A couple of tracks that break the mould here are the only two "songs" on the album, both purely acoustic cover tunes. CoH turn The Beatles' Yellow Submarine into a sort of little skiffle song, and they take a nice, raw bluesy turn on Status Quo's In My Chair. Considering the style of the rest of the album, these two cuts do seem a bit out of place, but I like them both, so what the hey.

The final track, Opening the Trapdoor to Outerspace, is the most minimalist thing that CofH have done. It's almost an ambient dub piece, with very subtle shadings of deep space electronics. Unfortunately, it doesn't vary that much, and I found its 9 minute length a little unjustified.

The Reverend Rabbit provides little interludes of narration here and there, throughout the album, musing over esoteric science, sacred geometry, and ancient wisdom, though often he merely just lists off things, like "Cydonia" and "ancient Egypt", leaving the listener to draw his or her own conclusions as to the connections.

There's nothing as wilfully weird on The Sixth Sense as there was on previous CoH albums, but it does seem like a more focused effort, less cluttered than earlier works. At any rate, the band continues to explore new territory. It will be interesting to hear where their explorations take them next time.

For more information you can email Stone Premonitions at: info@archhouse9.fsnet.co.uk.
Contact via snail mail c/o Stone Premonitions; Arch House; Front Street; Alston; Cumbria; CA9 3QW; UK.

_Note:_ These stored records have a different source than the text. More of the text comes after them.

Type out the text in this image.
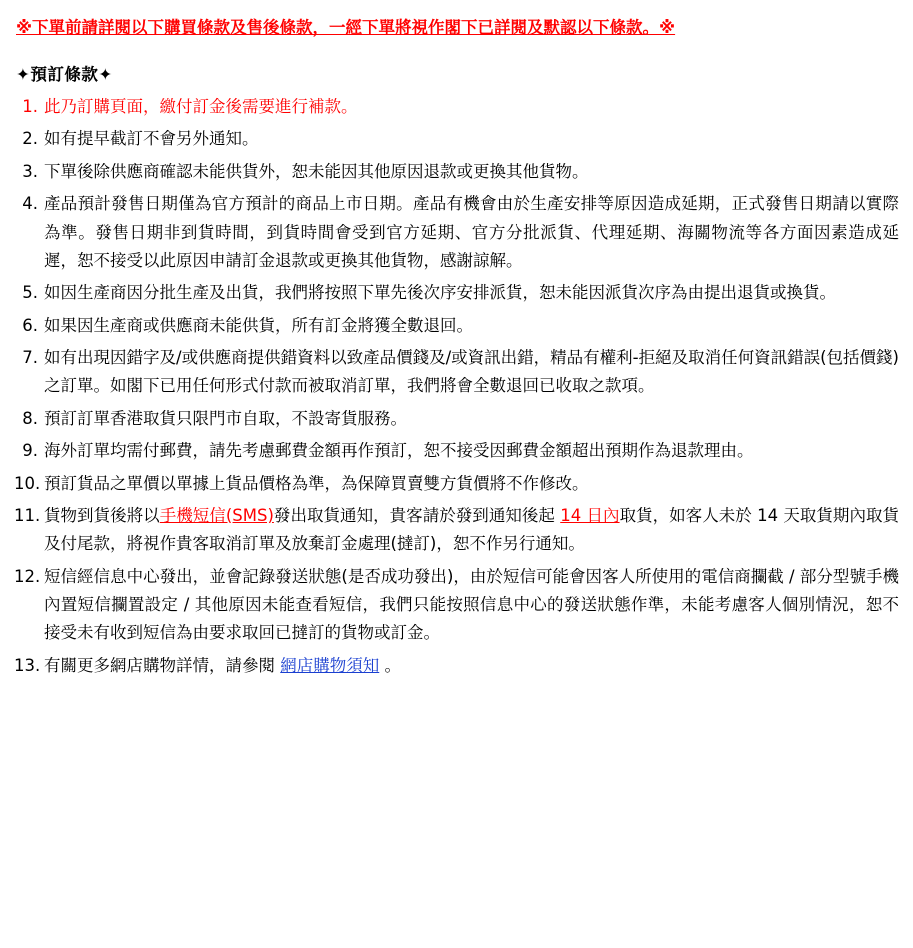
※下單前請詳閱以下購買條款及售後條款，一經下單將視作閣下已詳閱及默認以下條款。※
✦預訂條款✦
1. 此乃訂購頁面，繳付訂金後需要進行補款。
2. 如有提早截訂不會另外通知。
3. 下單後除供應商確認未能供貨外，恕未能因其他原因退款或更換其他貨物。
4. 產品預計發售日期僅為官方預計的商品上市日期。產品有機會由於生產安排等原因造成延期，正式發售日期請以實際為準。發售日期非到貨時間，到貨時間會受到官方延期、官方分批派貨、代理延期、海關物流等各方面因素造成延遲，恕不接受以此原因申請訂金退款或更換其他貨物，感謝諒解。
5. 如因生產商因分批生產及出貨，我們將按照下單先後次序安排派貨，恕未能因派貨次序為由提出退貨或換貨。
6. 如果因生產商或供應商未能供貨，所有訂金將獲全數退回。
7. 如有出現因錯字及/或供應商提供錯資料以致產品價錢及/或資訊出錯，精品有權利-拒絕及取消任何資訊錯誤(包括價錢) 之訂單。如閣下已用任何形式付款而被取消訂單，我們將會全數退回已收取之款項。
8. 預訂訂單香港取貨只限門市自取，不設寄貨服務。
9. 海外訂單均需付郵費，請先考慮郵費金額再作預訂，恕不接受因郵費金額超出預期作為退款理由。
10. 預訂貨品之單價以單據上貨品價格為準，為保障買賣雙方貨價將不作修改。
11. 貨物到貨後將以手機短信(SMS)發出取貨通知，貴客請於發到通知後起 14 日內取貨，如客人未於 14 天取貨期內取貨及付尾款，將視作貴客取消訂單及放棄訂金處理(撻訂)，恕不作另行通知。
12. 短信經信息中心發出，並會記錄發送狀態(是否成功發出)，由於短信可能會因客人所使用的電信商攔截 / 部分型號手機內置短信攔置設定 / 其他原因未能查看短信，我們只能按照信息中心的發送狀態作準，未能考慮客人個別情況，恕不接受未有收到短信為由要求取回已撻訂的貨物或訂金。
13. 有關更多網店購物詳情，請參閱 網店購物須知 。
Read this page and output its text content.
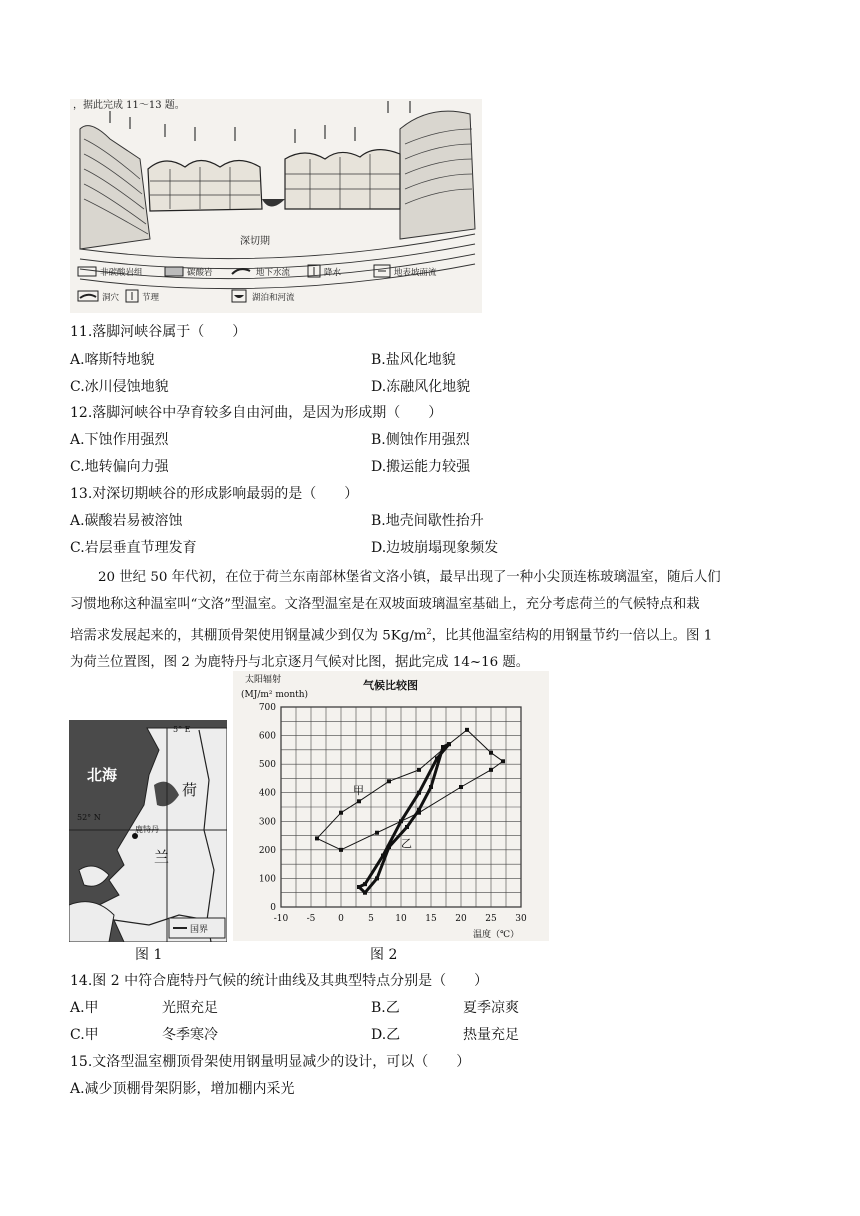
，据此完成 11～13 题。
深切期
非碳酸岩组	碳酸岩	地下水流	降水	地表坡面流
洞穴	节理	湖泊和河流
11.落脚河峡谷属于（　　）
A.喀斯特地貌	B.盐风化地貌
C.冰川侵蚀地貌	D.冻融风化地貌
12.落脚河峡谷中孕育较多自由河曲，是因为形成期（　　）
A.下蚀作用强烈	B.侧蚀作用强烈
C.地转偏向力强	D.搬运能力较强
13.对深切期峡谷的形成影响最弱的是（　　）
A.碳酸岩易被溶蚀	B.地壳间歇性抬升
C.岩层垂直节理发育	D.边坡崩塌现象频发
20 世纪 50 年代初，在位于荷兰东南部林堡省文洛小镇，最早出现了一种小尖顶连栋玻璃温室，随后人们
习惯地称这种温室叫“文洛”型温室。文洛型温室是在双坡面玻璃温室基础上，充分考虑荷兰的气候特点和栽
培需求发展起来的，其棚顶骨架使用钢量减少到仅为 $5Kg/m^2$，比其他温室结构的用钢量节约一倍以上。图 1
为荷兰位置图，图 2 为鹿特丹与北京逐月气候对比图，据此完成 14~16 题。
5° E
52° N
北海
荷
兰
鹿特丹
国界
图 1
太阳辐射
(MJ/m² month)
气候比较图
温度（℃）
-10 -5	0	5 10 15 20 25 30
0
100
200
300
400
500
600
700
甲
乙
图 2
14.图 2 中符合鹿特丹气候的统计曲线及其典型特点分别是（　　）
A.甲	光照充足	B.乙	夏季凉爽
C.甲	冬季寒冷	D.乙	热量充足
15.文洛型温室棚顶骨架使用钢量明显减少的设计，可以（　　）
A.减少顶棚骨架阴影，增加棚内采光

Reviewed by Jeff Fitzgerald

Post Script: For those interested, I did a little research to find out where the band got it's name: The Census of Hallucinations was an early survey conducted by Edmund Gurney, F. W. H. Myers, and Frank Podmore in 1886 for the publication "Phantasms of the Living". The study was expanded in 1889 by the Society for Psychical Research in London. The final report, published in 1889 included data taken from a public sample of 17000 people. 1684 of those people responded that they had seen some kind of supernatural apparition at least once in their lives.